Open hyattpd opened 5 years ago
Spent some time looking at NCBI's PGAP. Very thorough and impressive pipeline, although this comes at a cost of speed (running HMMER on every ORF is pretty intense!). I think there's still a niche for more lightweight solutions that people can run on their laptops, though. Sketched out a way to do this that should be thousands of times faster (won't be as thorough as what PGAP is doing, though).
Yes PGAP is nice, but uses too much computation unnecessarily. I have an open issue to create a --fast
mode for it.
Using RNA-Seq for evidence has been sort of done: https://www.ncbi.nlm.nih.gov/pubmed/30169674
YES please include an "annotation transfer" tool, or the ability to use existing annotations. This is important to get consistency in a pan-genome. RATT isn't used much anymore. This could be done at DNA using minimap2 contigs to contigs
and paftools liftOver
.
Short gene database would be useful. The DB should be a separate project I think, or some deriviate of Uniprot?

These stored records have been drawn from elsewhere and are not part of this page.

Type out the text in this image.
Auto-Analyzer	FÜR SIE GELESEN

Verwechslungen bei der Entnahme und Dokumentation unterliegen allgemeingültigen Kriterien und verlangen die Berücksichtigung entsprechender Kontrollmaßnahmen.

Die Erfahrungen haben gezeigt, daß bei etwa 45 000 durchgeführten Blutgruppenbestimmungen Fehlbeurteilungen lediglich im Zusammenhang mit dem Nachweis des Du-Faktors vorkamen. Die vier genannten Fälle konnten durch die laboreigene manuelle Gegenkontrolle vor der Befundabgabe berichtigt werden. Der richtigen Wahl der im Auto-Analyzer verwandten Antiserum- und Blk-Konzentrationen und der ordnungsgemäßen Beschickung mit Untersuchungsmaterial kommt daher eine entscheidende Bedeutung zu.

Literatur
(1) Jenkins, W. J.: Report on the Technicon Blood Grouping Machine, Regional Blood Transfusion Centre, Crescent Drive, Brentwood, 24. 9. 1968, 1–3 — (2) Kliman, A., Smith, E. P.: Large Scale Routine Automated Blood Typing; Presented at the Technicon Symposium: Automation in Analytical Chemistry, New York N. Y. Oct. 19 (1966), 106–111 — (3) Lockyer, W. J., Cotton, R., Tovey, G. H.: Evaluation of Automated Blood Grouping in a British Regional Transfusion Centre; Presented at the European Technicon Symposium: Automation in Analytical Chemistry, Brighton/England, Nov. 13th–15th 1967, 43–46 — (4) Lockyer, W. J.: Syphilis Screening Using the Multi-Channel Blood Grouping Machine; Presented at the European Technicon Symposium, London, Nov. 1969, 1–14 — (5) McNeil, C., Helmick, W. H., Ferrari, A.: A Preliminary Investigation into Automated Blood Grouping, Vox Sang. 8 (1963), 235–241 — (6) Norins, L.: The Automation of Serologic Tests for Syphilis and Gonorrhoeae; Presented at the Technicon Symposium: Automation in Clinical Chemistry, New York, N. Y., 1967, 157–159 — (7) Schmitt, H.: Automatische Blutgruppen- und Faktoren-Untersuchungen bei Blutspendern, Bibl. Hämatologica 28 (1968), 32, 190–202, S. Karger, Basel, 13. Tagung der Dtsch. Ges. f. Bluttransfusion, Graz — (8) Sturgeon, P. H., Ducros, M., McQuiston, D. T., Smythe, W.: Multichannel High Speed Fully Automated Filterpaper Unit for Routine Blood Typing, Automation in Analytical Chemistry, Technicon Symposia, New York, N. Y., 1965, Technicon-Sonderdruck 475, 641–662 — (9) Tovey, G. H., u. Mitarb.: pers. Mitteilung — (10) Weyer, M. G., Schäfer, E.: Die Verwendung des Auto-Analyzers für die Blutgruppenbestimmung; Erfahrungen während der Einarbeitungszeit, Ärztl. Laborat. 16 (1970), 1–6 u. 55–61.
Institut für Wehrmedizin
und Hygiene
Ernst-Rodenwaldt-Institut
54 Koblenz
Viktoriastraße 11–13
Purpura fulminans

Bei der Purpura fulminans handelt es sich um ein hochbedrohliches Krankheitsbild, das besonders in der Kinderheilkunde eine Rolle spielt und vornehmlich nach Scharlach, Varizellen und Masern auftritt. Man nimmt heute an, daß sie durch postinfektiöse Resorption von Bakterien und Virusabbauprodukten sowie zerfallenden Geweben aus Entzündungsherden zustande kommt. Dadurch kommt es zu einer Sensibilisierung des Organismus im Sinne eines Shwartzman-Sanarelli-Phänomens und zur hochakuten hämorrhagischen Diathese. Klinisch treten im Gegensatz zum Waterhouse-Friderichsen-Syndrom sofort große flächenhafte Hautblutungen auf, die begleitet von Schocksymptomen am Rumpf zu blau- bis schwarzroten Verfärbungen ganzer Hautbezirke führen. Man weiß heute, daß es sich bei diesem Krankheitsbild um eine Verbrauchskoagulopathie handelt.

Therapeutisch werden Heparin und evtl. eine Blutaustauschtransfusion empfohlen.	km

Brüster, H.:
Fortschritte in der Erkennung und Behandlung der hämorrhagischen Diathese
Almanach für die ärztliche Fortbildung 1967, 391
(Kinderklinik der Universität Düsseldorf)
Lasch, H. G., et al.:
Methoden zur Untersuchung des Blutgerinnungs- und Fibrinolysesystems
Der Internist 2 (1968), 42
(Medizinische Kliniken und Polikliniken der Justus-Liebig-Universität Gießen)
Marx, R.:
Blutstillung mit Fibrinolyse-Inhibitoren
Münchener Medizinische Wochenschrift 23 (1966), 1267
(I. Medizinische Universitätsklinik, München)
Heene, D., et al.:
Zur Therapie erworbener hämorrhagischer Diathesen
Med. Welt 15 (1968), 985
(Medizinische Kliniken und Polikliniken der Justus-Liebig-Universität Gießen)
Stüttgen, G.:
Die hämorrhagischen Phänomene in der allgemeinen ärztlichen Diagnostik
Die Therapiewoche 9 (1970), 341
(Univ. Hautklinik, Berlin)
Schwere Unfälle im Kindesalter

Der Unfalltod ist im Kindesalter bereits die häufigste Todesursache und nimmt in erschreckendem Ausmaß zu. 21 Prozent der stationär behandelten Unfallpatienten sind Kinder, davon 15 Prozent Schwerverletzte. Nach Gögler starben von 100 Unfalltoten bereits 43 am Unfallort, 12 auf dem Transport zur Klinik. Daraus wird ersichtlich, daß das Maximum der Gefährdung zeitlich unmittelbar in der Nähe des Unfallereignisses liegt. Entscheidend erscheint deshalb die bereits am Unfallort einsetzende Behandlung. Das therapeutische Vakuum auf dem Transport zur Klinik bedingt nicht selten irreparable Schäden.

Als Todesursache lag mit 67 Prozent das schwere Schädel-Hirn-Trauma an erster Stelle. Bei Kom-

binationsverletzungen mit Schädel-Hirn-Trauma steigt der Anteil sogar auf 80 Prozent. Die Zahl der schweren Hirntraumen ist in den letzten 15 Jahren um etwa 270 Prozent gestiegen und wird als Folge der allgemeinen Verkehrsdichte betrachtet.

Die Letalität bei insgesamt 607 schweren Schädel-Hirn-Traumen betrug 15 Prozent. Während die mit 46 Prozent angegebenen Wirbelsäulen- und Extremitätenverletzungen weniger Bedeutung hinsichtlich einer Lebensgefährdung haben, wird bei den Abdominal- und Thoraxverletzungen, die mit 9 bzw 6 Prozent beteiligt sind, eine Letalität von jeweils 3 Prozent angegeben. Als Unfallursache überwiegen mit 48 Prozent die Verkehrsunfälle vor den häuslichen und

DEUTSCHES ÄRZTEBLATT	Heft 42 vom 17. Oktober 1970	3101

Annotations should/could be TAXON AWARE. some annotations are only applicable to certain phyla/genera etc, especially naming conventions.
I'll just "stay in my lane" for now and focus on protein-coding gene prediction, and evidence sources that aid with that.
Thought about this some more. I don't think it should be the new version's job to aid in getting evidence, just in using it. I'll probably support reading in of BED or GFF files where a field (maybe the score field) can be used to provide an integer that corresponds to a rule ("mask" in the case of tRNA/rRNA/etc., "definitely include this over whatever ab initio program says" in the case of 100% correct mapped evidence, or an option to "weight this evidence somewhat higher but still use the algo to decide").
What about other ncRNA and small RNAs? They can overlap CDS (antisense) or promoters etc.
Will the next version be table to train a model using actual existing known good gene coordinates, rather than guessing from a FASTA ?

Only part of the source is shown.